I see powerlifters & arms wrestlers training alot with fat grips where i train.


----------



## Wheyman (Sep 6, 2011)

zack amin said:


> im coming as creatine, we can be two pea's in a pod


Great, but together taht combination would be to much even for some of the pro BBuilders cant take that much Gains


----------



## lumpo (Aug 8, 2012)

been using pipe lagging but defo buying these soon tho, 30quid on amazon btw


----------



## TryingToGetBig (May 20, 2010)

I just got mine in the post today, not used them yet though.


----------



## monkeybiker (Jul 21, 2010)

zack amin said:


> you can use a towel, or a tshirt wrapped around a bar for the same effect, but obviously youd be better off with the real deal. ill be purchasing one, atm using a goldsgym wrist roller, love it, @Wheyman you going to have some there? i shall be looking out for you, im assuming youl be the guy looking like a bag of protien, what flavour you going as?

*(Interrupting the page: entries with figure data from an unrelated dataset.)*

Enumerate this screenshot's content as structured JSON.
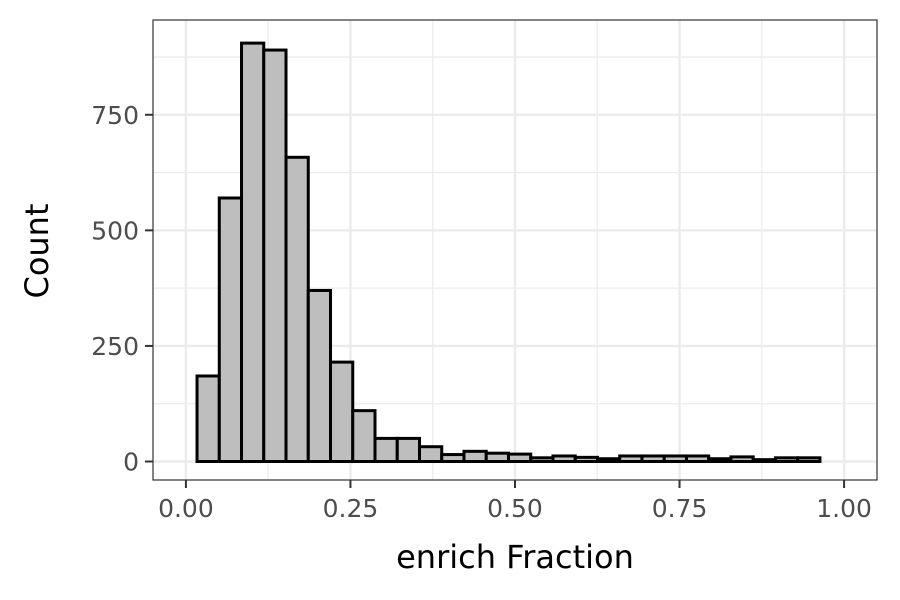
{
  "chart_data": {
    "type": "bar",
    "title": "",
    "xlabel": "enrich Fraction",
    "ylabel": "Count",
    "xlim": [
      -0.05,
      1.05
    ],
    "ylim": [
      -40,
      955
    ],
    "grid": true,
    "x_ticks": [
      {
        "value": 0.0,
        "label": "0.00"
      },
      {
        "value": 0.25,
        "label": "0.25"
      },
      {
        "value": 0.5,
        "label": "0.50"
      },
      {
        "value": 0.75,
        "label": "0.75"
      },
      {
        "value": 1.0,
        "label": "1.00"
      }
    ],
    "y_ticks": [
      {
        "value": 0,
        "label": "0"
      },
      {
        "value": 250,
        "label": "250"
      },
      {
        "value": 500,
        "label": "500"
      },
      {
        "value": 750,
        "label": "750"
      }
    ],
    "bin_width": 0.0338,
    "bin_centers": [
      0.0338,
      0.0676,
      0.1014,
      0.1352,
      0.169,
      0.2028,
      0.2366,
      0.2704,
      0.3042,
      0.338,
      0.3718,
      0.4056,
      0.4394,
      0.4732,
      0.507,
      0.5408,
      0.5746,
      0.6084,
      0.6422,
      0.676,
      0.7098,
      0.7436,
      0.7774,
      0.8112,
      0.845,
      0.8788,
      0.9126,
      0.9464
    ],
    "values": [
      185,
      570,
      905,
      890,
      658,
      370,
      215,
      110,
      50,
      50,
      32,
      15,
      22,
      18,
      16,
      8,
      12,
      9,
      6,
      12,
      12,
      12,
      12,
      6,
      10,
      4,
      8,
      8
    ],
    "bar_color": "#bebebe",
    "bar_border_color": "#000000",
    "grid_color": "#ebebeb",
    "panel_border_color": "#333333"
  }
}
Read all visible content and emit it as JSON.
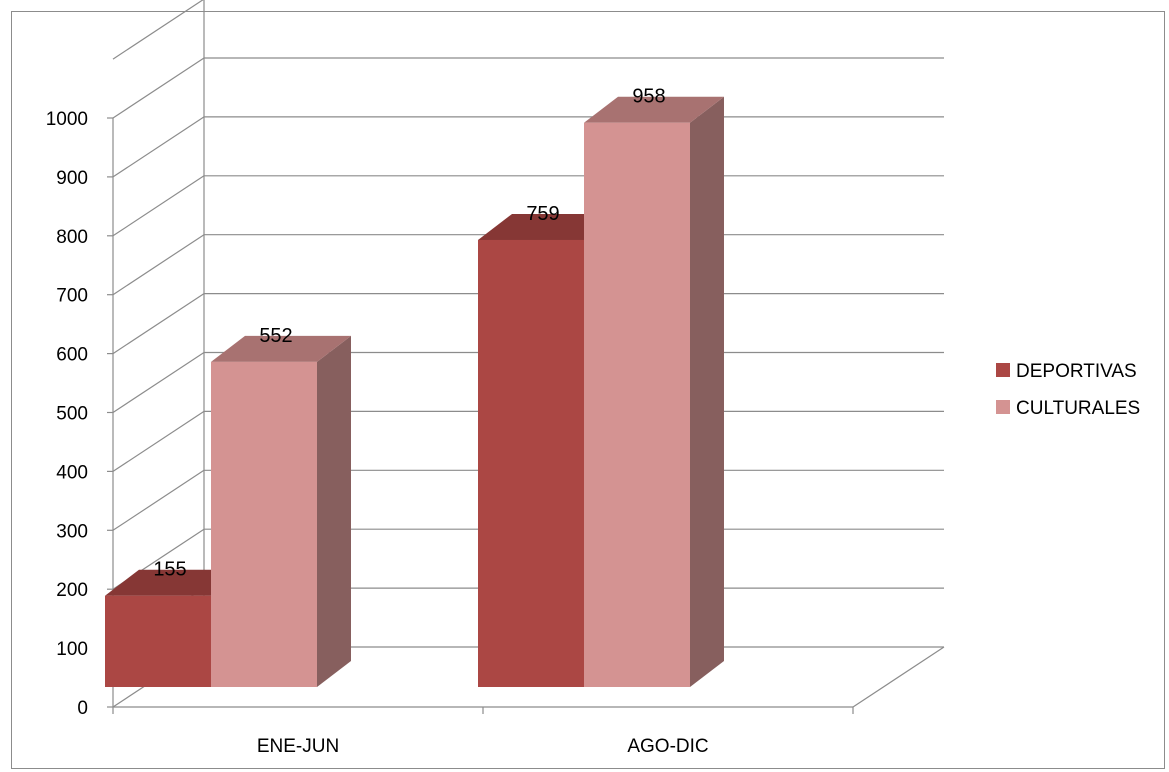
{
  "chart_data": {
    "type": "bar",
    "title": "",
    "categories": [
      "ENE-JUN",
      "AGO-DIC"
    ],
    "series": [
      {
        "name": "DEPORTIVAS",
        "values": [
          155,
          759
        ],
        "color": "#ab4744",
        "top_color": "#863735",
        "side_color": "#863735"
      },
      {
        "name": "CULTURALES",
        "values": [
          552,
          958
        ],
        "color": "#d49392",
        "top_color": "#a87271",
        "side_color": "#875f5e"
      }
    ],
    "y_ticks": [
      "0",
      "100",
      "200",
      "300",
      "400",
      "500",
      "600",
      "700",
      "800",
      "900",
      "1000"
    ],
    "ylim": [
      0,
      1000
    ],
    "three_d": true,
    "grid": true,
    "legend_position": "right",
    "data_labels": true
  }
}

They are easy to make if you have the material. Motorcycle inner tubes work quite well.


----------



## Jon.B (Mar 8, 2011)

Ive looked at these, whats the benefits?


----------



## monkeybiker (Jul 21, 2010)

Jon.B said:


> Ive looked at these, whats the benefits?


If you are doing rows or curls it makes it harder on your grip and trains your forearms.


----------